The Future of Blockchain, According to Crypto Experts
A panel of crypto experts across various industries discussed what they think the future of blockchain technology is at Tech in Motion’s latest event in Chicago. The general consensus was that utilizing blockchain was an “homerun” in industries like file storage or identity management where all assets or licensing information is digital. For example, if your income relies on digital rights management like a stock photographer or a musician, blockchain technology may be perfect for you.
However, panelist Daniel Mason, Vice President of business development at Springcoin, said that there could be difficulties when attempting to fully implement blockchain technology in the medical or supply chain industries. He used Forward Blockchain as an example, and its limitations because of the laws surrounding patient-sensitive data. Barski agreed, and stated that HIPAA may have to be amended before fully storing hospital data on the blockchain.
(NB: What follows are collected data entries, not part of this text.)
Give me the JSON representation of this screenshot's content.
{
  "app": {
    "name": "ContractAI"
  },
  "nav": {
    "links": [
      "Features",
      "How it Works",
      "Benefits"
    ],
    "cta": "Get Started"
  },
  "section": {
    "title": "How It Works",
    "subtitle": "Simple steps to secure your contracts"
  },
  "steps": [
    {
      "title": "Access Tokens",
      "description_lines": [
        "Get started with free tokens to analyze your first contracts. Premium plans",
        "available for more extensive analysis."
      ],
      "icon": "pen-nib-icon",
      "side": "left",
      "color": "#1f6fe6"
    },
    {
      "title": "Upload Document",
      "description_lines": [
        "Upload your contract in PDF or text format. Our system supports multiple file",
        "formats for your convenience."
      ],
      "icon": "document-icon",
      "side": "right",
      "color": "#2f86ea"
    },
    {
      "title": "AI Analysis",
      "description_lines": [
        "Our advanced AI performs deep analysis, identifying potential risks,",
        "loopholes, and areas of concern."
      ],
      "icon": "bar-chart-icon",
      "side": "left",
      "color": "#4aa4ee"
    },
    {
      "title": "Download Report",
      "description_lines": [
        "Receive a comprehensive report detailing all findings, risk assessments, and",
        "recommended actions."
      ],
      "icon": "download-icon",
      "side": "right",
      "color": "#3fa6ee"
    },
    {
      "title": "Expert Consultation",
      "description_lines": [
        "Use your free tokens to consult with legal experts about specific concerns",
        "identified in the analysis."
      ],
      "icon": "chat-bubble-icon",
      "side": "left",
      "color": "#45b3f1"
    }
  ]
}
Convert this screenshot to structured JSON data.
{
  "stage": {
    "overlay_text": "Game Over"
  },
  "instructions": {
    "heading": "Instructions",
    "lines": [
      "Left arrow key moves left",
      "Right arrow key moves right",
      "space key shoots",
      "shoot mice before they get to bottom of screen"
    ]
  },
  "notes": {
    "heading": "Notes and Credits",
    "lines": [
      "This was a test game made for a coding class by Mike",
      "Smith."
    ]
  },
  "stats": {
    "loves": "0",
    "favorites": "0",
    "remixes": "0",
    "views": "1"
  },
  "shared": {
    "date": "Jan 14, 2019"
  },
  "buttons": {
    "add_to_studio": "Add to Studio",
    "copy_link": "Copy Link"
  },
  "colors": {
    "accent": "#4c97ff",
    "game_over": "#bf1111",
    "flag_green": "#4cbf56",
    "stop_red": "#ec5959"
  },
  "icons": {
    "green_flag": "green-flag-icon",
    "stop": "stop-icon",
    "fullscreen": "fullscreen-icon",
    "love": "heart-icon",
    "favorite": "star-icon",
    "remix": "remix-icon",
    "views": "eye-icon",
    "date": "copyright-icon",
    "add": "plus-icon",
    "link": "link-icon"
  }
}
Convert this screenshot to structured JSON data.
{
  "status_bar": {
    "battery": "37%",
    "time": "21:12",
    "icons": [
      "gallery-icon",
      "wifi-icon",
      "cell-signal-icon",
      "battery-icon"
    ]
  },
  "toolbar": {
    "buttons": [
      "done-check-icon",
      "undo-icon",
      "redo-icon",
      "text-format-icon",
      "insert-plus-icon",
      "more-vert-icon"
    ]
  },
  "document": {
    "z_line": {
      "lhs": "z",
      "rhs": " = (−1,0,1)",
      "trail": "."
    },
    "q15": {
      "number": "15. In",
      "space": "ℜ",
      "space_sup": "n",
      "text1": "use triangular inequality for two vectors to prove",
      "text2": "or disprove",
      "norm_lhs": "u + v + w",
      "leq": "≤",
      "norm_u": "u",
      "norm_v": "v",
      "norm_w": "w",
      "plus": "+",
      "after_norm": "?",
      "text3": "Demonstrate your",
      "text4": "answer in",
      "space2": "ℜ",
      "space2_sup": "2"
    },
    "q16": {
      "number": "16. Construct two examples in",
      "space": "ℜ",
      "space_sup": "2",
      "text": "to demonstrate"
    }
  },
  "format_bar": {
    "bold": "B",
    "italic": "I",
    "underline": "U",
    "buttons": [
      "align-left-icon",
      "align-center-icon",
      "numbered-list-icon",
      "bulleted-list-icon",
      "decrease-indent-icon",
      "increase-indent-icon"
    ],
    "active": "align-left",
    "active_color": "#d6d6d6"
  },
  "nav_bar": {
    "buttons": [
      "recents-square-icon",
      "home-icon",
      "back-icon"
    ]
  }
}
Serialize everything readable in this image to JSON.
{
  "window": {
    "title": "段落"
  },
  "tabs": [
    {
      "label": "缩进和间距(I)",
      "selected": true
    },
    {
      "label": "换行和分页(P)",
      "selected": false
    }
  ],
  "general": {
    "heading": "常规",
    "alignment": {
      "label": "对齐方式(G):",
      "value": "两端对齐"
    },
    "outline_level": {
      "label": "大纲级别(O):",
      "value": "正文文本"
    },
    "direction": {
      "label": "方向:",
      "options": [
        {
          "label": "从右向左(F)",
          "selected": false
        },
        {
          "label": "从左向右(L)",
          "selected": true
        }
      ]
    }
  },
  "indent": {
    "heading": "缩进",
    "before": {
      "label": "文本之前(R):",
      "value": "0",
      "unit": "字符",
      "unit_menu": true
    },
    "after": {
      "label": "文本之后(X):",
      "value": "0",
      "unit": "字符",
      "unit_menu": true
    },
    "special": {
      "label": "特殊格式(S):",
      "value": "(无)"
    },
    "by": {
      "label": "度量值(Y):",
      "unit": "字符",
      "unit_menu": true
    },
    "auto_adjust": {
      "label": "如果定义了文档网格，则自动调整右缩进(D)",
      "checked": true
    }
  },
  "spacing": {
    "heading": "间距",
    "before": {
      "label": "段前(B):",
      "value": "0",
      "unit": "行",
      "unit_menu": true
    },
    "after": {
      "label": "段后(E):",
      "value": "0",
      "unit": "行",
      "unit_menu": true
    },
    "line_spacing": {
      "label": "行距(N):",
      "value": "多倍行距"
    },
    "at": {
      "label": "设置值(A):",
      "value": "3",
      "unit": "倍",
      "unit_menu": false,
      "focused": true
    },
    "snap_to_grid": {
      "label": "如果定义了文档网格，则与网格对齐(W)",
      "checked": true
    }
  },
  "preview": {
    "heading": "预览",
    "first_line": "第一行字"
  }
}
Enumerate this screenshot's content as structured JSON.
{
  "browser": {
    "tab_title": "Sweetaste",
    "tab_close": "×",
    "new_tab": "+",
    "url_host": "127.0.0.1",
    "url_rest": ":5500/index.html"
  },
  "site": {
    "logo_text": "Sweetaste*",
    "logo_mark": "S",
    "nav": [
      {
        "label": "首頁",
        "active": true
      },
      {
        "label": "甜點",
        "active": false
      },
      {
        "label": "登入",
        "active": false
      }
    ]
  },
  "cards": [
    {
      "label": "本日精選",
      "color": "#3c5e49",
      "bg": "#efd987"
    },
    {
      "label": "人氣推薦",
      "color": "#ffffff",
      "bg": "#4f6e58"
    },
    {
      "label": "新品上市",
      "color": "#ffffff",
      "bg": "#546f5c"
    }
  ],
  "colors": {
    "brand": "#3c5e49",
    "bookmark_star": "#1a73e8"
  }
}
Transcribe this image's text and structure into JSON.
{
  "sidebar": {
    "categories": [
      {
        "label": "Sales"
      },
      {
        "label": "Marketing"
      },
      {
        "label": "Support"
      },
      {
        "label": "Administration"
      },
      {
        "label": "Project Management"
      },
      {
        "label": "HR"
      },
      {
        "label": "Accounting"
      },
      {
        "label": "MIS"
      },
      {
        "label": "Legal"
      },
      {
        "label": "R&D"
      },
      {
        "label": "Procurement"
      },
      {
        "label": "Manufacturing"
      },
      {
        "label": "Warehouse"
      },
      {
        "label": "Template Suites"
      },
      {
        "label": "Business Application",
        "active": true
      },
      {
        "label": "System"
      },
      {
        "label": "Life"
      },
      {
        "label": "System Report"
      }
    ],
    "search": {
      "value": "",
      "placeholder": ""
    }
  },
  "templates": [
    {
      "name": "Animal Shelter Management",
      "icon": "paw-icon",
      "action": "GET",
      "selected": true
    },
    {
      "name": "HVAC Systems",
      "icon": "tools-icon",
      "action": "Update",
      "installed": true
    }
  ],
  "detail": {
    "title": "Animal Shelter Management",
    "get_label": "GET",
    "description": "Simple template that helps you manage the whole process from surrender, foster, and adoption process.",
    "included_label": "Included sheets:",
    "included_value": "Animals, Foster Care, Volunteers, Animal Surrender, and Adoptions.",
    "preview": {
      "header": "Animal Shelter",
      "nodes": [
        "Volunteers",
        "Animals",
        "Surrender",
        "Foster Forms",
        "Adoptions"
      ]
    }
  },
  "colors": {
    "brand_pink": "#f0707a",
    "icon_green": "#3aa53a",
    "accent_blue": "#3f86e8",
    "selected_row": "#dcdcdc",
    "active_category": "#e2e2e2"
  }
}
Dr. Tejas Shastry, Vice President of data science at GreenKey Technologies, said that banks can also look towards blockchain technology to help them work with other financial institutions and take away some of the costs they incur on central recordkeeping. As our understanding of blockchain develops, banks will try to make interbank transactions more secure for customers.
Even though blockchain technology is far from perfect, it’s the latest innovation that has demanded the attention of developers and investors everywhere. Blockchain technology is still in an experimental stage, and everyone from your local startup to tech giants like Microsoft is trying to gain a better understanding of it. At Sphere, we’re also excited to increase our knowledge of blockchain and smart contracts, in order to find ways of applying this technology to help our clients.